There’s no way to put a number on it, but I do listen to tracks several times while making each artwork. I draw every track individually, plotting the bars against the original soundwave by hand. There’s no doubt much quicker, automated ways to do this but I prefer retaining a human element in the process. Perhaps that’s not noticeable or even important to other people, but it is to me.
Is there anything unique in the way that electronic music plots?
Not especially, though I tend to know instinctively whether tracks will produce a visually enticing soundwave after the first listen. Some tracks really don’t always work well: for example straight-up techno bangers that stay at the same level for five minutes with no variation in intensity. Having said that, what works for me isn’t necessarily what works for others — one backer was adamant he wanted a Napalm Death print even though it’s only a few seconds in length. I guess the beauty is producing something different each time.
Have you plotted any tracks with big drops? What does that look like?
Yes, that can work well. Anything with a lot of variation or break in sound will usually produce something aesthetically pleasing. With some tracks, you can instantly see how the soundwave mirrors the track, or you can hear something and have a pretty good idea of what it will look like. I worked with a photographer on this project, Hannah Soar, who did a great job of helping show some of the more interesting works I’ve made.
What tracks do you get the most requests for?

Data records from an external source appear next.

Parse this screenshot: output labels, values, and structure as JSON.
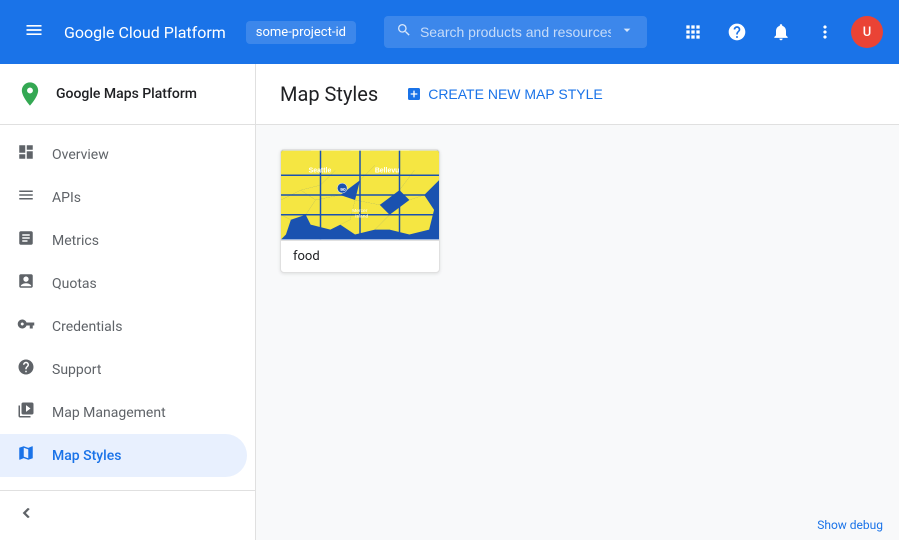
{
  "topnav": {
    "brand": "Google Cloud Platform",
    "project": "some-project-id",
    "search_placeholder": "Search products and resources",
    "hamburger_icon": "☰",
    "search_icon": "🔍",
    "dropdown_icon": "▾",
    "notifications_icon": "🔔",
    "help_icon": "?",
    "apps_icon": "⊞",
    "more_icon": "⋮",
    "avatar_initials": "U"
  },
  "sidebar": {
    "app_name": "Google Maps Platform",
    "nav_items": [
      {
        "id": "overview",
        "label": "Overview",
        "icon": "⊙"
      },
      {
        "id": "apis",
        "label": "APIs",
        "icon": "☰"
      },
      {
        "id": "metrics",
        "label": "Metrics",
        "icon": "📊"
      },
      {
        "id": "quotas",
        "label": "Quotas",
        "icon": "⊡"
      },
      {
        "id": "credentials",
        "label": "Credentials",
        "icon": "🔑"
      },
      {
        "id": "support",
        "label": "Support",
        "icon": "👤"
      },
      {
        "id": "map-management",
        "label": "Map Management",
        "icon": "⊞"
      },
      {
        "id": "map-styles",
        "label": "Map Styles",
        "icon": "◎",
        "active": true
      }
    ],
    "collapse_icon": "«"
  },
  "main": {
    "page_title": "Map Styles",
    "create_btn_label": "CREATE NEW MAP STYLE",
    "create_btn_icon": "＋",
    "map_style_card": {
      "name": "food"
    }
  },
  "bottom": {
    "debug_label": "Show debug"
  },
  "colors": {
    "accent": "#1a73e8",
    "active_bg": "#e8f0fe",
    "nav_bg": "#1a73e8"
  }
}
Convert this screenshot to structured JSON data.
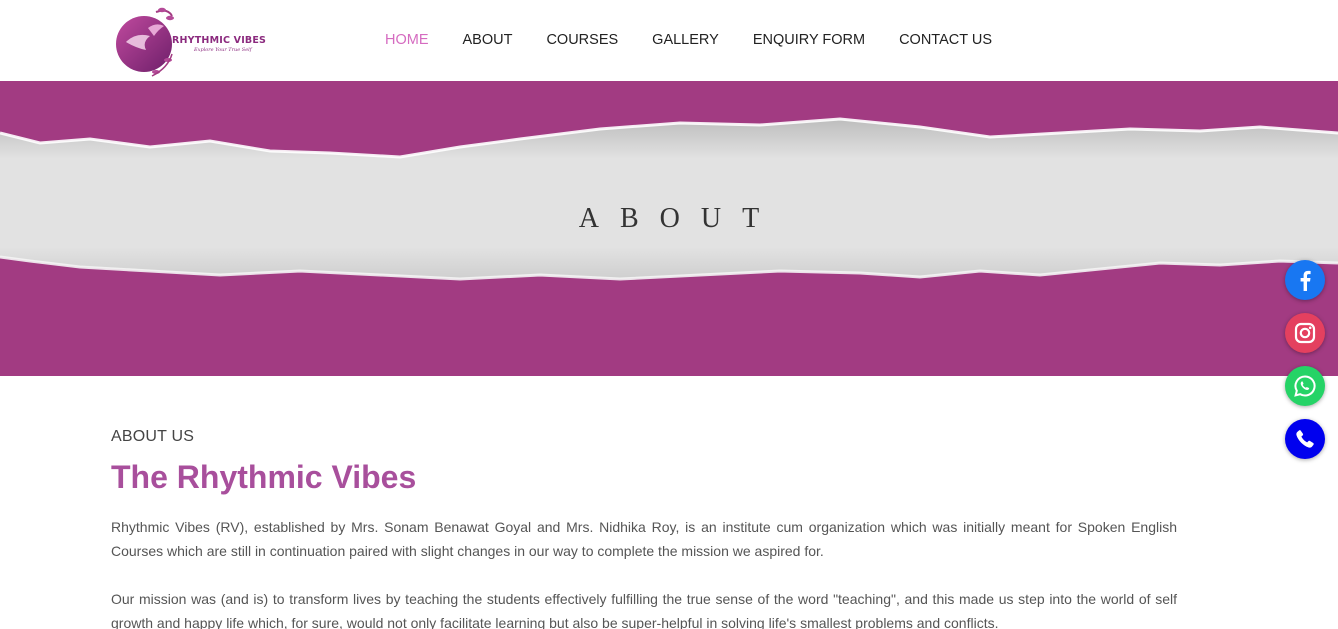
{
  "brand": {
    "name": "RHYTHMIC VIBES",
    "tagline": "Explore Your True Self",
    "color": "#a23b82"
  },
  "nav": {
    "items": [
      {
        "label": "HOME",
        "active": true
      },
      {
        "label": "ABOUT",
        "active": false
      },
      {
        "label": "COURSES",
        "active": false
      },
      {
        "label": "GALLERY",
        "active": false
      },
      {
        "label": "ENQUIRY FORM",
        "active": false
      },
      {
        "label": "CONTACT US",
        "active": false
      }
    ],
    "active_color": "#d56bc0"
  },
  "banner": {
    "title": "ABOUT",
    "background": "#a23b82"
  },
  "about": {
    "eyebrow": "ABOUT US",
    "heading": "The Rhythmic Vibes",
    "paragraphs": [
      "Rhythmic Vibes (RV), established by Mrs. Sonam Benawat Goyal and Mrs. Nidhika Roy, is an institute cum organization which was initially meant for Spoken English Courses which are still in continuation paired with slight changes in our way to complete the mission we aspired for.",
      "Our mission was (and is) to transform lives by teaching the students effectively fulfilling the true sense of the word \"teaching\", and this made us step into the world of self growth and happy life which, for sure, would not only facilitate learning but also be super-helpful in solving life's smallest problems and conflicts."
    ]
  },
  "social": [
    {
      "icon": "facebook-icon",
      "color": "#1877f2"
    },
    {
      "icon": "instagram-icon",
      "color": "#e4405f"
    },
    {
      "icon": "whatsapp-icon",
      "color": "#25d366"
    },
    {
      "icon": "phone-icon",
      "color": "#0000ee"
    }
  ]
}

Far and away the track I’ve been asked for most is New Order’s “Blue Monday,” but generally people ask for electronic and synth stuff. I’m looking forward to seeing what comes from this project — it’ll be interesting to see tracks I wouldn’t usually produce. When this project ends, I’d love to produce a show with every Waveform I’ve ever made on display. No idea where that would be, or how I’d afford it… if anyone wants to host a struggling artist please give me a wave.